An impeller is a small but important part of a pumping system. It looks like a little three-dimensional propeller. It draws liquid, mainly water, toward it before expelling it through an outlet pipe. Impellers fall into two classes: single and double suction. Single suction impellers pull water from one side, while double suction models attract water from two sides. Impellers are used in pumps for swimming pools, jet skis, outboard motor boats, washing machines and sump pumps. They tend to need replacing when they cannot revolve due to being clogged with dirt, hair and other debris.
Switch the pump off and remove the plug from the electric socket. Take the pump out of the sump pit.

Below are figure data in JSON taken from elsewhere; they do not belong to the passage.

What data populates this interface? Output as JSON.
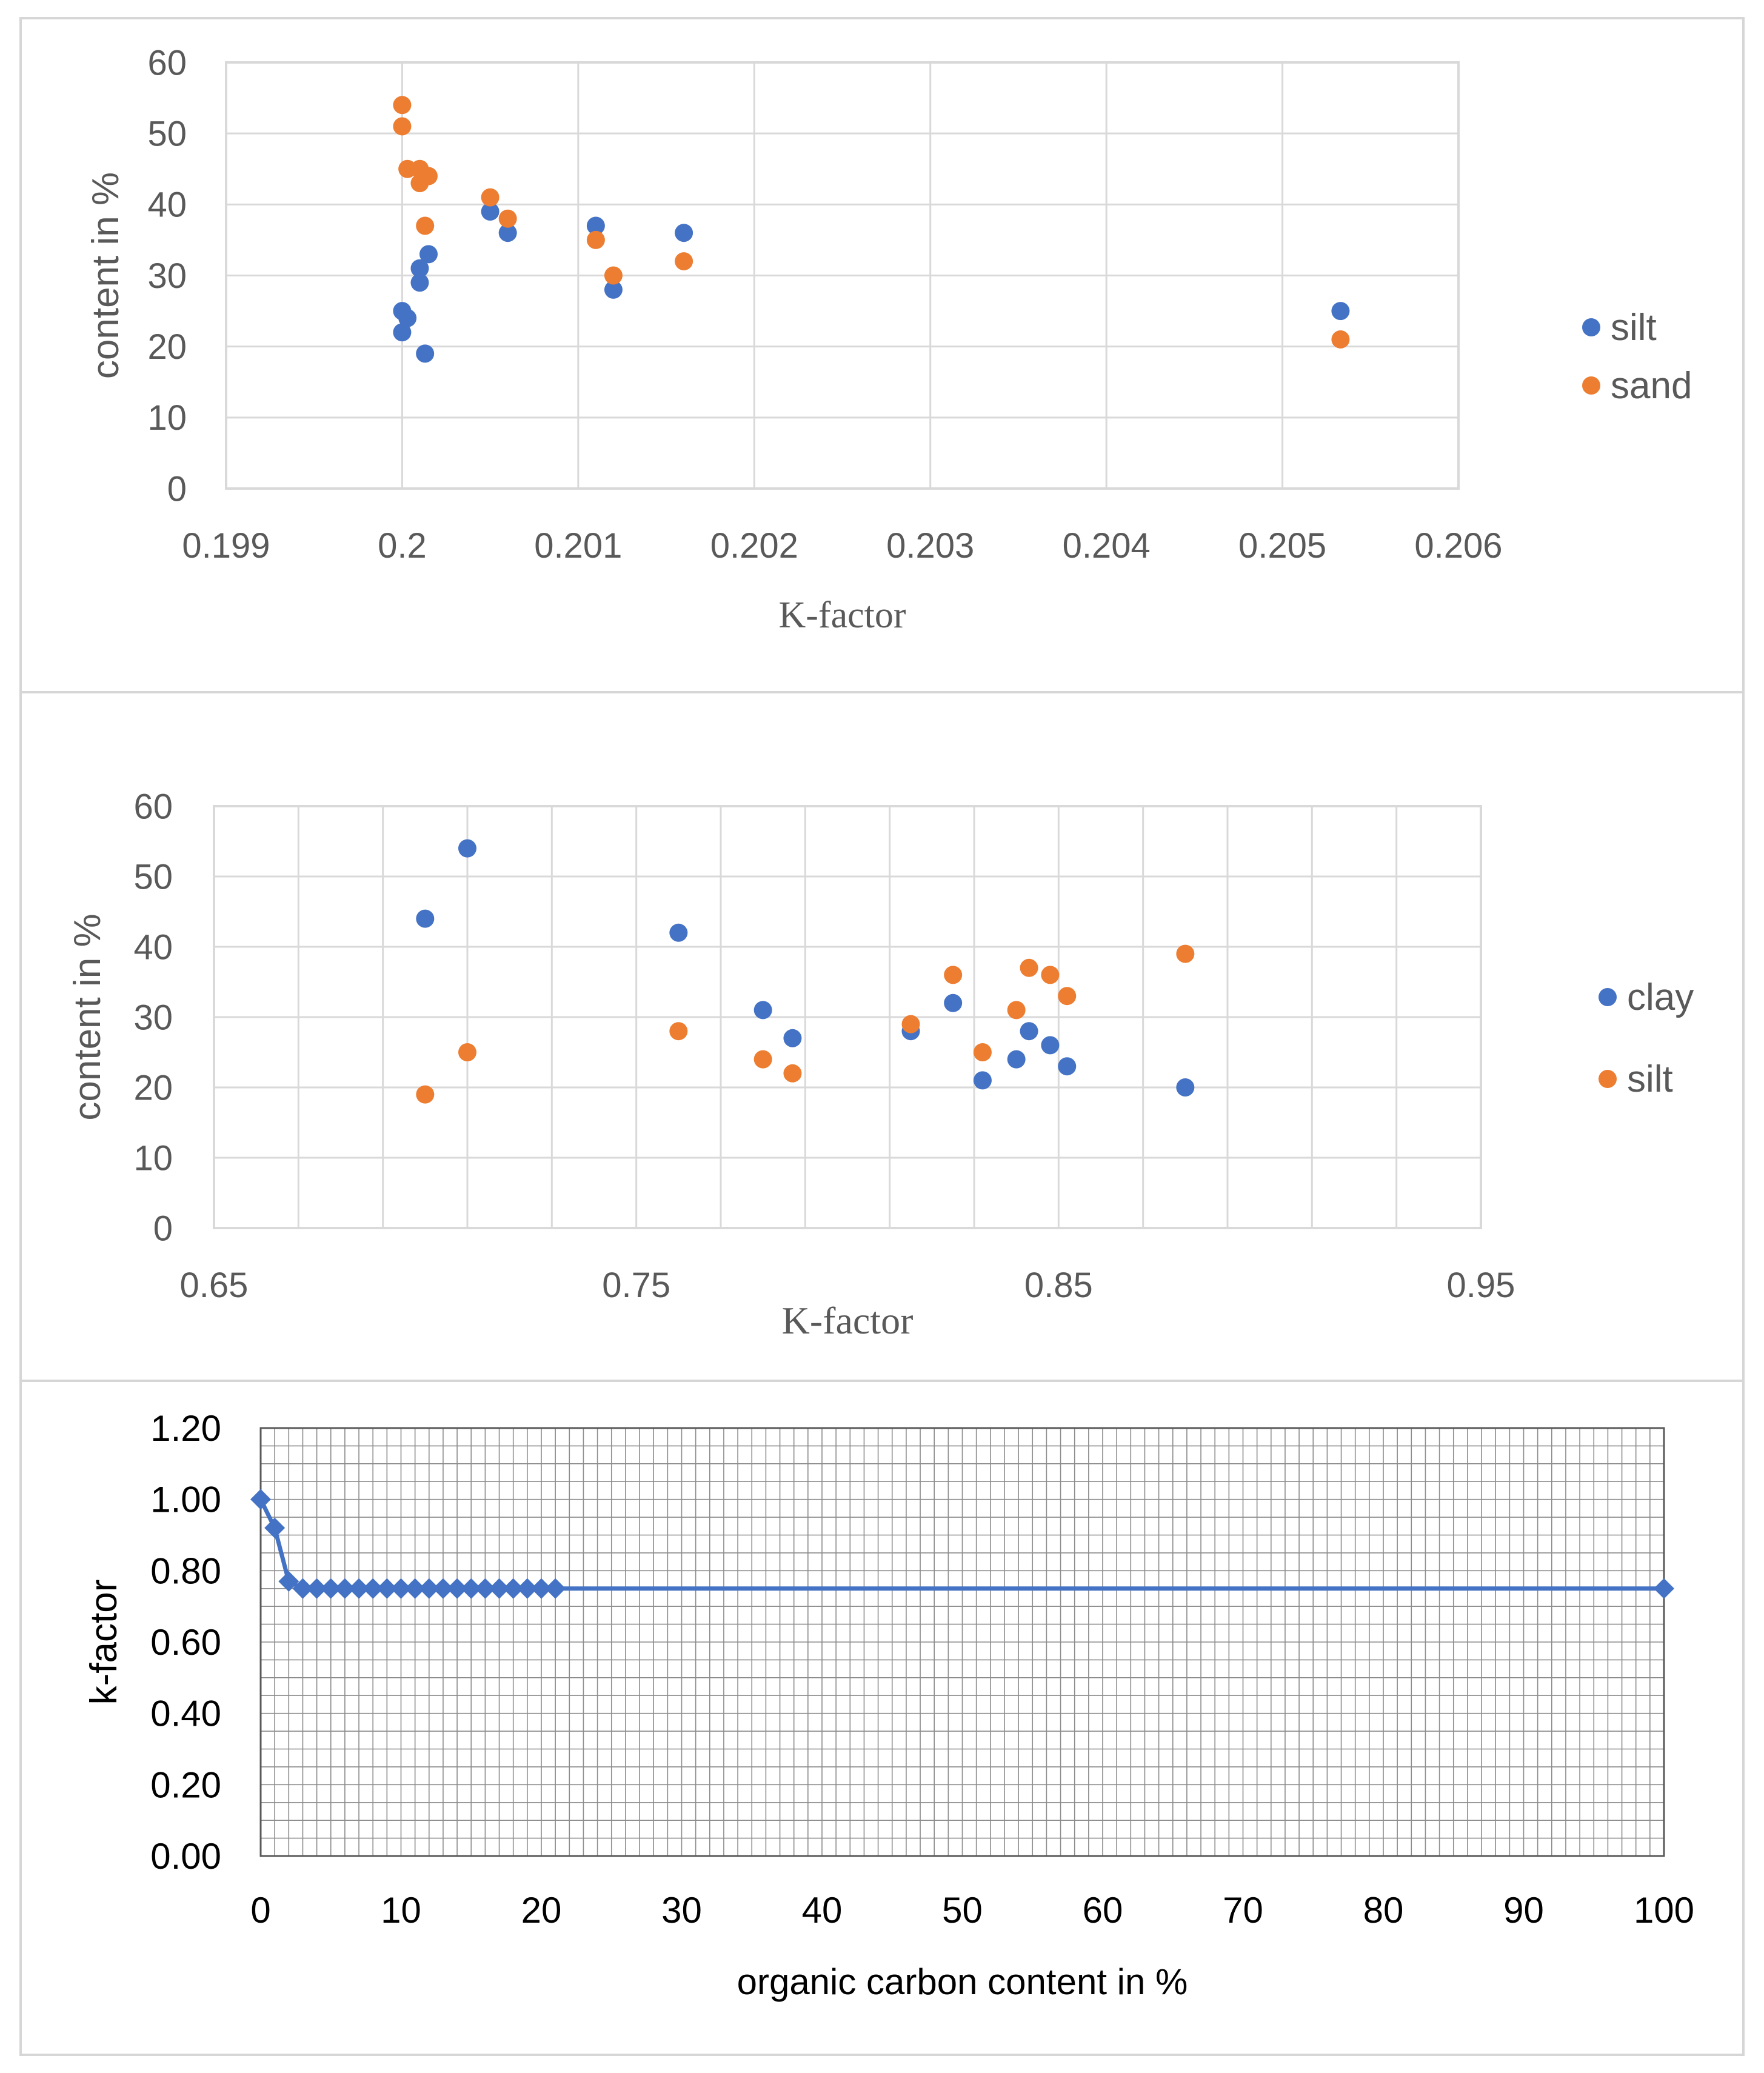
{
  "colors": {
    "blue": "#4472c4",
    "orange": "#ed7d31",
    "grid": "#d9d9d9",
    "frame": "#d6d6d6",
    "text": "#595959"
  },
  "chart_data": [
    {
      "type": "scatter",
      "title": "",
      "xlabel": "K-factor",
      "ylabel": "content in %",
      "xlim": [
        0.199,
        0.206
      ],
      "ylim": [
        0,
        60
      ],
      "xticks": [
        "0.199",
        "0.2",
        "0.201",
        "0.202",
        "0.203",
        "0.204",
        "0.205",
        "0.206"
      ],
      "yticks": [
        "0",
        "10",
        "20",
        "30",
        "40",
        "50",
        "60"
      ],
      "legend": "right",
      "series": [
        {
          "name": "silt",
          "color": "#4472c4",
          "points": [
            [
              0.2,
              25
            ],
            [
              0.2,
              22
            ],
            [
              0.20003,
              24
            ],
            [
              0.2001,
              31
            ],
            [
              0.2001,
              29
            ],
            [
              0.20015,
              33
            ],
            [
              0.20013,
              19
            ],
            [
              0.2005,
              39
            ],
            [
              0.2006,
              36
            ],
            [
              0.2011,
              37
            ],
            [
              0.2012,
              28
            ],
            [
              0.2016,
              36
            ],
            [
              0.20533,
              25
            ]
          ]
        },
        {
          "name": "sand",
          "color": "#ed7d31",
          "points": [
            [
              0.2,
              54
            ],
            [
              0.2,
              51
            ],
            [
              0.20003,
              45
            ],
            [
              0.2001,
              45
            ],
            [
              0.2001,
              43
            ],
            [
              0.20013,
              44
            ],
            [
              0.20015,
              44
            ],
            [
              0.20013,
              37
            ],
            [
              0.2005,
              41
            ],
            [
              0.2006,
              38
            ],
            [
              0.2011,
              35
            ],
            [
              0.2012,
              30
            ],
            [
              0.2016,
              32
            ],
            [
              0.20533,
              21
            ]
          ]
        }
      ]
    },
    {
      "type": "scatter",
      "title": "",
      "xlabel": "K-factor",
      "ylabel": "content in %",
      "xlim": [
        0.65,
        0.95
      ],
      "ylim": [
        0,
        60
      ],
      "xticks": [
        "0.65",
        "0.75",
        "0.85",
        "0.95"
      ],
      "yticks": [
        "0",
        "10",
        "20",
        "30",
        "40",
        "50",
        "60"
      ],
      "legend": "right",
      "series": [
        {
          "name": "clay",
          "color": "#4472c4",
          "points": [
            [
              0.7,
              44
            ],
            [
              0.71,
              54
            ],
            [
              0.76,
              42
            ],
            [
              0.78,
              31
            ],
            [
              0.787,
              27
            ],
            [
              0.815,
              28
            ],
            [
              0.825,
              32
            ],
            [
              0.832,
              21
            ],
            [
              0.84,
              24
            ],
            [
              0.843,
              28
            ],
            [
              0.848,
              26
            ],
            [
              0.852,
              23
            ],
            [
              0.88,
              20
            ]
          ]
        },
        {
          "name": "silt",
          "color": "#ed7d31",
          "points": [
            [
              0.7,
              19
            ],
            [
              0.71,
              25
            ],
            [
              0.76,
              28
            ],
            [
              0.78,
              24
            ],
            [
              0.787,
              22
            ],
            [
              0.815,
              29
            ],
            [
              0.825,
              36
            ],
            [
              0.832,
              25
            ],
            [
              0.84,
              31
            ],
            [
              0.843,
              37
            ],
            [
              0.848,
              36
            ],
            [
              0.852,
              33
            ],
            [
              0.88,
              39
            ]
          ]
        }
      ]
    },
    {
      "type": "line",
      "title": "",
      "xlabel": "organic carbon content in %",
      "ylabel": "k-factor",
      "xlim": [
        0,
        100
      ],
      "ylim": [
        0,
        1.2
      ],
      "xticks": [
        "0",
        "10",
        "20",
        "30",
        "40",
        "50",
        "60",
        "70",
        "80",
        "90",
        "100"
      ],
      "yticks": [
        "0.00",
        "0.20",
        "0.40",
        "0.60",
        "0.80",
        "1.00",
        "1.20"
      ],
      "series": [
        {
          "name": "k-factor",
          "color": "#4472c4",
          "marker": "diamond",
          "x": [
            0,
            1,
            2,
            3,
            4,
            5,
            6,
            7,
            8,
            9,
            10,
            11,
            12,
            13,
            14,
            15,
            16,
            17,
            18,
            19,
            20,
            21,
            100
          ],
          "y": [
            1.0,
            0.92,
            0.77,
            0.75,
            0.75,
            0.75,
            0.75,
            0.75,
            0.75,
            0.75,
            0.75,
            0.75,
            0.75,
            0.75,
            0.75,
            0.75,
            0.75,
            0.75,
            0.75,
            0.75,
            0.75,
            0.75,
            0.75
          ]
        }
      ]
    }
  ]
}
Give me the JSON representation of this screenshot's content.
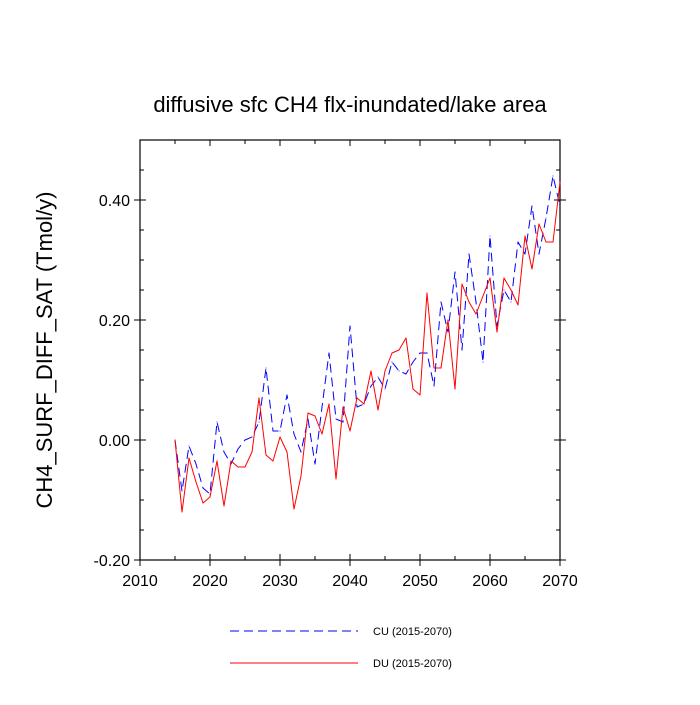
{
  "chart_data": {
    "type": "line",
    "title": "diffusive sfc CH4 flx-inundated/lake area",
    "xlabel": "",
    "ylabel": "CH4_SURF_DIFF_SAT  (Tmol/y)",
    "xlim": [
      2010,
      2070
    ],
    "ylim": [
      -0.2,
      0.5
    ],
    "xticks": [
      2010,
      2020,
      2030,
      2040,
      2050,
      2060,
      2070
    ],
    "xtick_labels": [
      "2010",
      "2020",
      "2030",
      "2040",
      "2050",
      "2060",
      "2070"
    ],
    "yticks": [
      -0.2,
      0.0,
      0.2,
      0.4
    ],
    "ytick_labels": [
      "-0.20",
      "0.00",
      "0.20",
      "0.40"
    ],
    "legend_position": "bottom-center",
    "x": [
      2015,
      2016,
      2017,
      2018,
      2019,
      2020,
      2021,
      2022,
      2023,
      2024,
      2025,
      2026,
      2027,
      2028,
      2029,
      2030,
      2031,
      2032,
      2033,
      2034,
      2035,
      2036,
      2037,
      2038,
      2039,
      2040,
      2041,
      2042,
      2043,
      2044,
      2045,
      2046,
      2047,
      2048,
      2049,
      2050,
      2051,
      2052,
      2053,
      2054,
      2055,
      2056,
      2057,
      2058,
      2059,
      2060,
      2061,
      2062,
      2063,
      2064,
      2065,
      2066,
      2067,
      2068,
      2069,
      2070
    ],
    "series": [
      {
        "name": "CU (2015-2070)",
        "color": "#0000ff",
        "dash": "dashed",
        "values": [
          0.0,
          -0.085,
          -0.01,
          -0.04,
          -0.08,
          -0.09,
          0.03,
          -0.02,
          -0.04,
          -0.015,
          0.0,
          0.005,
          0.03,
          0.12,
          0.015,
          0.015,
          0.075,
          0.01,
          -0.02,
          0.035,
          -0.04,
          0.055,
          0.145,
          0.035,
          0.03,
          0.19,
          0.055,
          0.06,
          0.09,
          0.105,
          0.085,
          0.13,
          0.115,
          0.11,
          0.13,
          0.145,
          0.145,
          0.09,
          0.23,
          0.18,
          0.28,
          0.15,
          0.31,
          0.23,
          0.13,
          0.34,
          0.19,
          0.25,
          0.23,
          0.33,
          0.31,
          0.39,
          0.31,
          0.37,
          0.44,
          0.39
        ]
      },
      {
        "name": "DU (2015-2070)",
        "color": "#ff0000",
        "dash": "solid",
        "values": [
          0.0,
          -0.12,
          -0.03,
          -0.07,
          -0.105,
          -0.095,
          -0.035,
          -0.11,
          -0.035,
          -0.045,
          -0.045,
          -0.02,
          0.07,
          -0.025,
          -0.035,
          0.005,
          -0.02,
          -0.115,
          -0.06,
          0.045,
          0.04,
          0.01,
          0.06,
          -0.065,
          0.055,
          0.015,
          0.07,
          0.06,
          0.115,
          0.05,
          0.115,
          0.145,
          0.15,
          0.17,
          0.085,
          0.075,
          0.245,
          0.12,
          0.12,
          0.2,
          0.085,
          0.26,
          0.23,
          0.21,
          0.24,
          0.27,
          0.18,
          0.27,
          0.25,
          0.225,
          0.34,
          0.285,
          0.36,
          0.33,
          0.33,
          0.43
        ]
      }
    ]
  }
}
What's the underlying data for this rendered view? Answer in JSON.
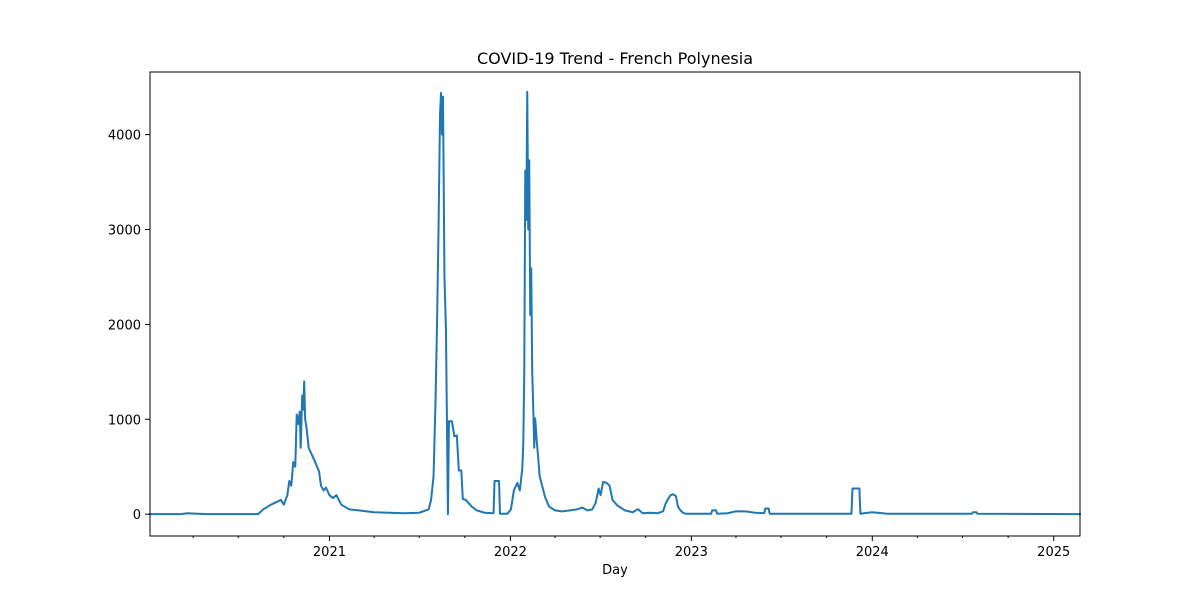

Remove the screws from the base of the pump.
Unscrew the impeller casing.
Remove the impeller and examine it. If it shows signs of corrosion, replace it with a new one. If it is just clogged, wash it thoroughly under a faucet.
Return the impeller to its casing and secure it.
Put the pump base back and screw it down tightly.
Put the pump back into the sump pit and reattach the outlet pipe.
Turn on the pump and see if the impeller is working. Check that the water level is decreasing.
Keep the manufacturer's instructions in a safe and accessible place. To find the impeller, you will need to consult the instructions. To reduce the chances of having the impeller clog again, clean out the sump basin. Always keep a spare impeller handy in case the existing one is damaged or corroded. Make a note of the replacement part number for the impeller and keep it safe.
Make sure your hands are dry before touching the switch and electric socket. Remove the plug after switching off the appliance. Electricity still travels through cable, albeit at a lower charge. To keep from receiving electric shocks, either stand on a rubber mat or wear rubber-soled shoes.